France's CAC 40 rose 0.3 percent to 5,047.23 in early trading while Germany's DAX was up 0.4 percent at 11,965.35. Britain's FTSE 100 edged up 0.3 percent to 6,964.36. U.S. shares were set to open lower, with Dow and broader S&P 500 futures down 0.1 percent.
Japan's benchmark Nikkei 225 slipped 0.4 percent to 19,476.56. A weak yen has been a boon for the nation's giant exporters. South Korea's Kospi added 0.5 percent to 2,037.89 and Hong Kong's Hang Seng jumped 1.5 percent to 24,468.89. Other Asian bourses were also higher, including Taiwan, Singapore, Indonesia and the Philippines.
The statement from U.S. Federal Reserve Chair Janet Yellen took investors by surprise, and interest rates are now expected to head higher but at a slower pace than previously thought. That set off a rally on Wall Street Wednesday. The Fed has held its benchmark interest rate close to zero since 2008. Low rates make it easier for businesses and consumers to borrow and spend, but also tend to weaken that nation's currency.
"Yellen highlighted the strong dollar as one reason for slower exports," said Chang Wei Liang of Mizuho Bank in Singapore. "The big surprise yesterday was that the Fed acknowledged the negative impact stemming from the strong U.S. dollar."
A militant attack on a museum in Tunisia's capital set off some worries about global stability.

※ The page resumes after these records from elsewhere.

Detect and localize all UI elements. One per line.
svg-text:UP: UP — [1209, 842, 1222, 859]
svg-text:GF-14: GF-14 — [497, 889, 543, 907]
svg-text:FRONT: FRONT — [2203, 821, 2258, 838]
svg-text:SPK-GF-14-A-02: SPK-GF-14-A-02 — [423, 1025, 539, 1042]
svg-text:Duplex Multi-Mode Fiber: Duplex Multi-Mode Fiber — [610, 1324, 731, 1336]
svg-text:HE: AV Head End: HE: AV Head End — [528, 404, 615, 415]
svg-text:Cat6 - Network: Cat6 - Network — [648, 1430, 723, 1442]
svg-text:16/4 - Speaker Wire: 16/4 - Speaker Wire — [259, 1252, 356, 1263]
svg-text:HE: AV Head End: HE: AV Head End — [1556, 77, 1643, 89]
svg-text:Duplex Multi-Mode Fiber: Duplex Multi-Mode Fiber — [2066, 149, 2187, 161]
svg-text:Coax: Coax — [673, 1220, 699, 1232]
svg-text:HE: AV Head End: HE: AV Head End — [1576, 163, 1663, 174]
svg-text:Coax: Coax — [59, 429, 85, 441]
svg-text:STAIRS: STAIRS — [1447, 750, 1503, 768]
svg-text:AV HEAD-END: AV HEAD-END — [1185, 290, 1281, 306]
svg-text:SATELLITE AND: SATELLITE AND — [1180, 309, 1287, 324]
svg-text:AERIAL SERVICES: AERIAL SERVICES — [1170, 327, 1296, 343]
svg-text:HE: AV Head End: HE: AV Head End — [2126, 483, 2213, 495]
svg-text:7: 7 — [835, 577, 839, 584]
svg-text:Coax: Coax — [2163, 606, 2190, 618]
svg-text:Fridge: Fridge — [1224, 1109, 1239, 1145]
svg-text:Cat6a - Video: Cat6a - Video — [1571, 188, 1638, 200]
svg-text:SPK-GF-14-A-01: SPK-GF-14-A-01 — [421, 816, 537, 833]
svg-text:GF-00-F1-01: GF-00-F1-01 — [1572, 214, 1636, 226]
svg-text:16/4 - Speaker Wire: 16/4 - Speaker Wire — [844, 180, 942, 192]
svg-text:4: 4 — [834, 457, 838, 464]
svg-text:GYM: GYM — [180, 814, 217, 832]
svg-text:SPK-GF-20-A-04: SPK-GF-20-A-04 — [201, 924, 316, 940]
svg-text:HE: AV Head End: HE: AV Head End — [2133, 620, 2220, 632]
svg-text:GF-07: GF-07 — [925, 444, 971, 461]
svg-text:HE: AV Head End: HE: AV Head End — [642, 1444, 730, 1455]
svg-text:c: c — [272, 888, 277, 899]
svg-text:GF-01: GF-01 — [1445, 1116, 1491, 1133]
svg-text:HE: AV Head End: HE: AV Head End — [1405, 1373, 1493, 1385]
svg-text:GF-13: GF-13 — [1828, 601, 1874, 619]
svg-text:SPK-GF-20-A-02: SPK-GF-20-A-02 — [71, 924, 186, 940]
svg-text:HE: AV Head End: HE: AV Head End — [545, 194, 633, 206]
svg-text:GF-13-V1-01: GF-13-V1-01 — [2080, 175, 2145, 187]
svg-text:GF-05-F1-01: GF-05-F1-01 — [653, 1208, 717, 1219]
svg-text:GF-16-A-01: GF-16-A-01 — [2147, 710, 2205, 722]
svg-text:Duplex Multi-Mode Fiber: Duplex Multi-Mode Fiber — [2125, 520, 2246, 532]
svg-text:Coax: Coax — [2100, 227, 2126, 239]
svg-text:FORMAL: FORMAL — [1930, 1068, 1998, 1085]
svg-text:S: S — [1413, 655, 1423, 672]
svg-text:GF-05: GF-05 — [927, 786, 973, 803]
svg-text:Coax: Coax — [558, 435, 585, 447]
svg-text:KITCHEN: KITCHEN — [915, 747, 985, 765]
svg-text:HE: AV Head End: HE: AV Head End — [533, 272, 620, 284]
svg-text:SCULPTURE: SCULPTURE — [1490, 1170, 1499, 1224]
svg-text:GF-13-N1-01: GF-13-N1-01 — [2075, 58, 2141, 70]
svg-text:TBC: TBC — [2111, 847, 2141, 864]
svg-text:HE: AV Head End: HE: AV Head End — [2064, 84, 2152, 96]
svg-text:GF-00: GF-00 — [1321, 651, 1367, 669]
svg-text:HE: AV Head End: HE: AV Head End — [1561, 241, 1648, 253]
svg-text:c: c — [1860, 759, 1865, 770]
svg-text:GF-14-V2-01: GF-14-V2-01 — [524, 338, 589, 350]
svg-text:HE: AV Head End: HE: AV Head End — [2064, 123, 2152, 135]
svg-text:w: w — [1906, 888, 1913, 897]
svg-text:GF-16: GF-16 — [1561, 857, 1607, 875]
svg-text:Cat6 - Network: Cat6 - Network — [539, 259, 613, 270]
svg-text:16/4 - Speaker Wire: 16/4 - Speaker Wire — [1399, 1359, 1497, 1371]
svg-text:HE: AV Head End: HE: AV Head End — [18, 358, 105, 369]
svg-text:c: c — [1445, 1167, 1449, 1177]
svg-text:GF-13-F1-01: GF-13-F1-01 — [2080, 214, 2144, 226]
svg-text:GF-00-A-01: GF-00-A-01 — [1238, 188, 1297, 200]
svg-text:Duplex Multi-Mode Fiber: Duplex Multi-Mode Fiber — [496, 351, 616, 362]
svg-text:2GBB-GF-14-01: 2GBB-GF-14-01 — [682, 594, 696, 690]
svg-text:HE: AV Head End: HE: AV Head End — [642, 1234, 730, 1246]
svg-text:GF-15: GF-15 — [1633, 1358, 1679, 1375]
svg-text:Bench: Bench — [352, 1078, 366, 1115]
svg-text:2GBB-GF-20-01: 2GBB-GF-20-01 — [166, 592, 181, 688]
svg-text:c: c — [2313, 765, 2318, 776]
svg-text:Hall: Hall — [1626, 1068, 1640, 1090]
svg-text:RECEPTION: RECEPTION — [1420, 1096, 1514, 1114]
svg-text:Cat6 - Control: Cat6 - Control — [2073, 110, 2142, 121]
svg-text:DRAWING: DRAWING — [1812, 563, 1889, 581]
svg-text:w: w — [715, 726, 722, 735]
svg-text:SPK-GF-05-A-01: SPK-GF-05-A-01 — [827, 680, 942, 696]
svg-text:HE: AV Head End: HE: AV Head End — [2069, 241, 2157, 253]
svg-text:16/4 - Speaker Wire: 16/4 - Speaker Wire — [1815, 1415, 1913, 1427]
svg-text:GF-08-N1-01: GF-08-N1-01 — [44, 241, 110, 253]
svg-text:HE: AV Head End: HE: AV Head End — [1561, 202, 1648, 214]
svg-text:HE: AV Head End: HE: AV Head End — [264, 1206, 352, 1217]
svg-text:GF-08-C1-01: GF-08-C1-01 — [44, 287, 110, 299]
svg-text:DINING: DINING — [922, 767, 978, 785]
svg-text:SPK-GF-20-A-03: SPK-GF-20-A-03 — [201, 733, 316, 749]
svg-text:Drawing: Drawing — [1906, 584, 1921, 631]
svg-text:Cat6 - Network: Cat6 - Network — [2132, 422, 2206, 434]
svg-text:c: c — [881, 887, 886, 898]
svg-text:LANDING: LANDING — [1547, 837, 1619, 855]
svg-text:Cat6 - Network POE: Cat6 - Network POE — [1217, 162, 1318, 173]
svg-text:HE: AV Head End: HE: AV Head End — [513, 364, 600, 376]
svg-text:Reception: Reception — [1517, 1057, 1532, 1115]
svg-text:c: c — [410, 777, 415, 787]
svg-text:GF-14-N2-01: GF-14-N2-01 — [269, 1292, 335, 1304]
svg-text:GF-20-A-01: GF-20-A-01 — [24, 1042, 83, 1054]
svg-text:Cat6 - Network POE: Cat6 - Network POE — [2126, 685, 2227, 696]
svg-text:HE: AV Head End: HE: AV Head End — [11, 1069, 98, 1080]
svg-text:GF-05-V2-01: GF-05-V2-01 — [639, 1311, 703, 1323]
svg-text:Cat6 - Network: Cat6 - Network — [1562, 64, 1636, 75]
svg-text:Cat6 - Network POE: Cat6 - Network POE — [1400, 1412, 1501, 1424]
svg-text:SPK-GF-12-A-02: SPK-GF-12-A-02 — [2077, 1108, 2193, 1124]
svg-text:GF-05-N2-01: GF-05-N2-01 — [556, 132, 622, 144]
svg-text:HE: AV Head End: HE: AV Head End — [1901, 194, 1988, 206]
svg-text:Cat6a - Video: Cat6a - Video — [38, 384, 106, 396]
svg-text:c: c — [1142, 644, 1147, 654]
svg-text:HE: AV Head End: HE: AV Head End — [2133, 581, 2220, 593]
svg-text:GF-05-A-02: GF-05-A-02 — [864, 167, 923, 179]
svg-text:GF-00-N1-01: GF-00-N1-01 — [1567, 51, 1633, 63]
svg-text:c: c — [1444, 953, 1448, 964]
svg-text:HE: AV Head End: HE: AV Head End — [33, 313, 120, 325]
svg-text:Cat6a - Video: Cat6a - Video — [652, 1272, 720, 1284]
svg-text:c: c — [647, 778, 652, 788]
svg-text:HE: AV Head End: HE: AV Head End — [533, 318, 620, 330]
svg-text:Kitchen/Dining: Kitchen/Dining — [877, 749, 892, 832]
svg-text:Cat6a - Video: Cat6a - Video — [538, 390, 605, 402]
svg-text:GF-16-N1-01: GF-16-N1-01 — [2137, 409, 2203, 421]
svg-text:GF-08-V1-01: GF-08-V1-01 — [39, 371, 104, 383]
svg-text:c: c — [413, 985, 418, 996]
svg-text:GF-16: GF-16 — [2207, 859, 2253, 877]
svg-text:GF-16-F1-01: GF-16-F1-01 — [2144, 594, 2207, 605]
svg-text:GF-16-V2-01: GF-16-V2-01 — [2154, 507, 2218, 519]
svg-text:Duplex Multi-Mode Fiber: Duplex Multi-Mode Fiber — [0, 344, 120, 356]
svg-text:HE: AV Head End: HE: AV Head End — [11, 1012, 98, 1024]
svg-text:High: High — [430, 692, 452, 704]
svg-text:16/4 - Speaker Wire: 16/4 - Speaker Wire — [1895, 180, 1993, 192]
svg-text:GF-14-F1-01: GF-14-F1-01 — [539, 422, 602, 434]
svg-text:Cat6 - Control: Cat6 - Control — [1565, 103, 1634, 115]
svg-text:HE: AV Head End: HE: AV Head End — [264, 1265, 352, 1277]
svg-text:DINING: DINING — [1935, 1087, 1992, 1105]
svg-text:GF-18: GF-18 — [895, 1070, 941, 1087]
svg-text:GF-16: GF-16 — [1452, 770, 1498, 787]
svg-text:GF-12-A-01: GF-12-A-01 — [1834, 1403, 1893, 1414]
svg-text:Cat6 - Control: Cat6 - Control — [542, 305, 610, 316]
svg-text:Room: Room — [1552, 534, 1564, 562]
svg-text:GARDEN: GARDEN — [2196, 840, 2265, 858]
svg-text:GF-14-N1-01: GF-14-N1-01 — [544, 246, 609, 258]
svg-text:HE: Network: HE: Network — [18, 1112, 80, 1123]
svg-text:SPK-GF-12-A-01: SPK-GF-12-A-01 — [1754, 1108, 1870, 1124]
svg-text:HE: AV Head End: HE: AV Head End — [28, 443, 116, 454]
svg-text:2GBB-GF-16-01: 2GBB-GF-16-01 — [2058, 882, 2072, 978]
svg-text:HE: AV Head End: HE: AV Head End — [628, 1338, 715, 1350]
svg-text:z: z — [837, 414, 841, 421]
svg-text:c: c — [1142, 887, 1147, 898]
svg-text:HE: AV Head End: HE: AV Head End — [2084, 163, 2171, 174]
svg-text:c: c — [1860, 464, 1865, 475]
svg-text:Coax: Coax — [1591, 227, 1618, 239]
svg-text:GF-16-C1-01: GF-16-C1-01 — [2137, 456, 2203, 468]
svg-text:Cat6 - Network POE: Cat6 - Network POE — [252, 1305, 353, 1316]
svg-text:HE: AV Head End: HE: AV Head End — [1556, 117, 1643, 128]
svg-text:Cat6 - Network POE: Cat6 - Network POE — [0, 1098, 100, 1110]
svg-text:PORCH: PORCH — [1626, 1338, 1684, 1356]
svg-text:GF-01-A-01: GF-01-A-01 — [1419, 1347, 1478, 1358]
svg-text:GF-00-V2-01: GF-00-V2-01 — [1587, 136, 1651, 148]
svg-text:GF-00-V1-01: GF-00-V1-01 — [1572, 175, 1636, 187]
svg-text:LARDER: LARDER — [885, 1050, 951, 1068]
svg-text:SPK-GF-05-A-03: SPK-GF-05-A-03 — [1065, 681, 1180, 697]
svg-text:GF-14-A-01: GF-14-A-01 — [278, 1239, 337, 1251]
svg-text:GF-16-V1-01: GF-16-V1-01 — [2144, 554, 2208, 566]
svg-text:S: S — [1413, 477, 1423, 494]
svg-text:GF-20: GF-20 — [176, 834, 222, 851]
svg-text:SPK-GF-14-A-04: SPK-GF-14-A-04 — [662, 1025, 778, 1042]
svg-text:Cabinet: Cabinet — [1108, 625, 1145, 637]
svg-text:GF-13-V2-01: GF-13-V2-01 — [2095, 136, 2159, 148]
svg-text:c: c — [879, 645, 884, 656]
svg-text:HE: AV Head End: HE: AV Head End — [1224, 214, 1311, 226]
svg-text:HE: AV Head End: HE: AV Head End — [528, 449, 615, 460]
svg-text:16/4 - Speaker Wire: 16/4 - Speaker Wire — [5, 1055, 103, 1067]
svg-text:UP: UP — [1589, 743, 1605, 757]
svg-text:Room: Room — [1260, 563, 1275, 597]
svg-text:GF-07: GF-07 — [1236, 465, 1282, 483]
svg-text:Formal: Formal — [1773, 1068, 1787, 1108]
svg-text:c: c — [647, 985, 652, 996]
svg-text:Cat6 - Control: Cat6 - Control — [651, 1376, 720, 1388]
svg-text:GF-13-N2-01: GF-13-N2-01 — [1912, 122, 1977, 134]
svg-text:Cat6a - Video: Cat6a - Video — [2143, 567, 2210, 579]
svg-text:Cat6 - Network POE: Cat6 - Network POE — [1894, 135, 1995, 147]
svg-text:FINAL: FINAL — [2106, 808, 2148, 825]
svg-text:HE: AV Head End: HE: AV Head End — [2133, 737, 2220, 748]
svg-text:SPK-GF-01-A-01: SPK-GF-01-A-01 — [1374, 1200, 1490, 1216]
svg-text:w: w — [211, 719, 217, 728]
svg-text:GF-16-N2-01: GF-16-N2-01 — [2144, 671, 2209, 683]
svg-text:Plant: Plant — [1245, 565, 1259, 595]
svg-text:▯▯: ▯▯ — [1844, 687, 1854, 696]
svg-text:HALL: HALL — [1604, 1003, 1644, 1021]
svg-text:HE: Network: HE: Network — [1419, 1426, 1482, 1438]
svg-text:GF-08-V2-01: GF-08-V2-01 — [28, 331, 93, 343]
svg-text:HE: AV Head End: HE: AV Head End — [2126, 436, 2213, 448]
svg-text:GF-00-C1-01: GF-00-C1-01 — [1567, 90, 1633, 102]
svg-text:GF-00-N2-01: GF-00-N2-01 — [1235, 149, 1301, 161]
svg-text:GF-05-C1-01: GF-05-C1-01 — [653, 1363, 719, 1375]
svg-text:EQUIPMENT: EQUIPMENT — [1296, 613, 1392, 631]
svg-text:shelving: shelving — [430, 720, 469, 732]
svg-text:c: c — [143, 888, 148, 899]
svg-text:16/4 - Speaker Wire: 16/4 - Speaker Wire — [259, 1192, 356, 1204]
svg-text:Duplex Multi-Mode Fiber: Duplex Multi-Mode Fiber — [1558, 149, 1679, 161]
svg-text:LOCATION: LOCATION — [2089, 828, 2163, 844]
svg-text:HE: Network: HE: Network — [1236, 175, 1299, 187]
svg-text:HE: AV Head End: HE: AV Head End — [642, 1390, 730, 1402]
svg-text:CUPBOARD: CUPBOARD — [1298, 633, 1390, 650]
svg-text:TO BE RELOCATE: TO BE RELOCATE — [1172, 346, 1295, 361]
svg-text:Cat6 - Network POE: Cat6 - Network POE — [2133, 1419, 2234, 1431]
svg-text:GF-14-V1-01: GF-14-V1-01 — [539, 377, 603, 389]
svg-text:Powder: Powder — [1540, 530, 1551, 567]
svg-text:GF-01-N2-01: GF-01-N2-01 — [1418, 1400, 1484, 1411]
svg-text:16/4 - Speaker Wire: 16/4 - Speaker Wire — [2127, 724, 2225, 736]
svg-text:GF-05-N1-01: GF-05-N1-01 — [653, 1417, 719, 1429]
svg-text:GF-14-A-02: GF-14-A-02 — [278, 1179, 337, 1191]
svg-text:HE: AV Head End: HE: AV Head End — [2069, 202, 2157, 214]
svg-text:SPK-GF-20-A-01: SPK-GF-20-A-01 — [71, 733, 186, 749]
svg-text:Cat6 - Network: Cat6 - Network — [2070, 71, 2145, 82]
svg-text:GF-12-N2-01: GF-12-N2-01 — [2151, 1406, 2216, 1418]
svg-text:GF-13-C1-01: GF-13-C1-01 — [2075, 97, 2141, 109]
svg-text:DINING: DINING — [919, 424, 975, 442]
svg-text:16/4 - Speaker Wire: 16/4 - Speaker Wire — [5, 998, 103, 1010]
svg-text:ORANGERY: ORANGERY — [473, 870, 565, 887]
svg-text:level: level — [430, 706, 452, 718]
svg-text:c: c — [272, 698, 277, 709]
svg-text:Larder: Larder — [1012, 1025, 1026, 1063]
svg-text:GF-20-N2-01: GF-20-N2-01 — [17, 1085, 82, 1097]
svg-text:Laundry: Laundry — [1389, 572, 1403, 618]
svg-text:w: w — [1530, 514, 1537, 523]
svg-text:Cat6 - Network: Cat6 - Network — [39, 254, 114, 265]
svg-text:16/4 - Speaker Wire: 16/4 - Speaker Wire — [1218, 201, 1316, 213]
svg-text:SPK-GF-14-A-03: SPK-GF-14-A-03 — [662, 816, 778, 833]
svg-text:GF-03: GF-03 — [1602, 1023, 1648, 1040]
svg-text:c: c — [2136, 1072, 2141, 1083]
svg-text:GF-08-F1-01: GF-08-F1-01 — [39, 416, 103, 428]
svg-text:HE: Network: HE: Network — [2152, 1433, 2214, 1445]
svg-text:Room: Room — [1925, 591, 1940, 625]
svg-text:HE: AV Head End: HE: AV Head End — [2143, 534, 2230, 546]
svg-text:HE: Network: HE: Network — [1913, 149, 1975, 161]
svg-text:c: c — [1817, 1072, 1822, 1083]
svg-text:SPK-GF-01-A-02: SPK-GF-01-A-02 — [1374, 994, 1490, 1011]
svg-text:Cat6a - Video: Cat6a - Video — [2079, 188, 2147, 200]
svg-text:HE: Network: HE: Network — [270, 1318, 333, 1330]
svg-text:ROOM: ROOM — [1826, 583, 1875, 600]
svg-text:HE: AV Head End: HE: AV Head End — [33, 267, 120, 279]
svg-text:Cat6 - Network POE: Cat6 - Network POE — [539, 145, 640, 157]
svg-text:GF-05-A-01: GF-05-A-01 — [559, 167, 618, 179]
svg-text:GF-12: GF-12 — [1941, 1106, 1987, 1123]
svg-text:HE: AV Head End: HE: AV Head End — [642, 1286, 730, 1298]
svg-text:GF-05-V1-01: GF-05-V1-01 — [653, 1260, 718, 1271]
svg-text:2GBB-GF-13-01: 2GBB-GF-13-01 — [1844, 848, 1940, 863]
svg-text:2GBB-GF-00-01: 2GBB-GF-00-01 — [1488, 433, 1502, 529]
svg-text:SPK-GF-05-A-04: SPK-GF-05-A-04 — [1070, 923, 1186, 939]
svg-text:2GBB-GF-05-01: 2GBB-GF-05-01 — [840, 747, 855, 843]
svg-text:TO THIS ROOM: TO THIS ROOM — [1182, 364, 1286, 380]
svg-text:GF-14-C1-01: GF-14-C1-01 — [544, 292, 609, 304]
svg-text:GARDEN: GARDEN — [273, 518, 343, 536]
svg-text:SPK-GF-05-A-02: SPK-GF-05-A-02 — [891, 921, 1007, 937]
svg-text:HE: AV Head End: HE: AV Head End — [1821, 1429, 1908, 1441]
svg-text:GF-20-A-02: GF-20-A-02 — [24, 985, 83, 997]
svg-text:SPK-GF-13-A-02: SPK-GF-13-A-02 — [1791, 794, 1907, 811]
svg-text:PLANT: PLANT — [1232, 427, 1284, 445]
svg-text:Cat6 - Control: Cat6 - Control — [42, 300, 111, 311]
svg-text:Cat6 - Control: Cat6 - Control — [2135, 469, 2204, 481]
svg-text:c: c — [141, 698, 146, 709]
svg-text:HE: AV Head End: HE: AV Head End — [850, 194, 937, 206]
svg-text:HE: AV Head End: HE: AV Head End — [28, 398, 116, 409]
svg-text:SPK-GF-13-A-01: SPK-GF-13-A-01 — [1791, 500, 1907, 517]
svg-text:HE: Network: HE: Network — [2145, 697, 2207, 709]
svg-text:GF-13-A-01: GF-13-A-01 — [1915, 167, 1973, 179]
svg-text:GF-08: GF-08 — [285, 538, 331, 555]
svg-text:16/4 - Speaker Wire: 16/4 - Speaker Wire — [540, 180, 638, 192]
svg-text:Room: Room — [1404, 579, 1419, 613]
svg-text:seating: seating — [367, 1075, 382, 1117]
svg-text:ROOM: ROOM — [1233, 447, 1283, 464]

It killed 19 people in the deadliest attack on civilians in the North African country in 13 years. Two gunmen were slain by security forces.
Benchmark U.S. crude sank $1.62 to $43.04 a barrel in New York. Brent crude, a benchmark for international oils used by many U.S. refineries, dipped 40 cents to $55.51 a barrel.
The dollar recovered slightly to 120.60 yen from 120.23 yen. The euro fell to $1.0671 from $1.0805.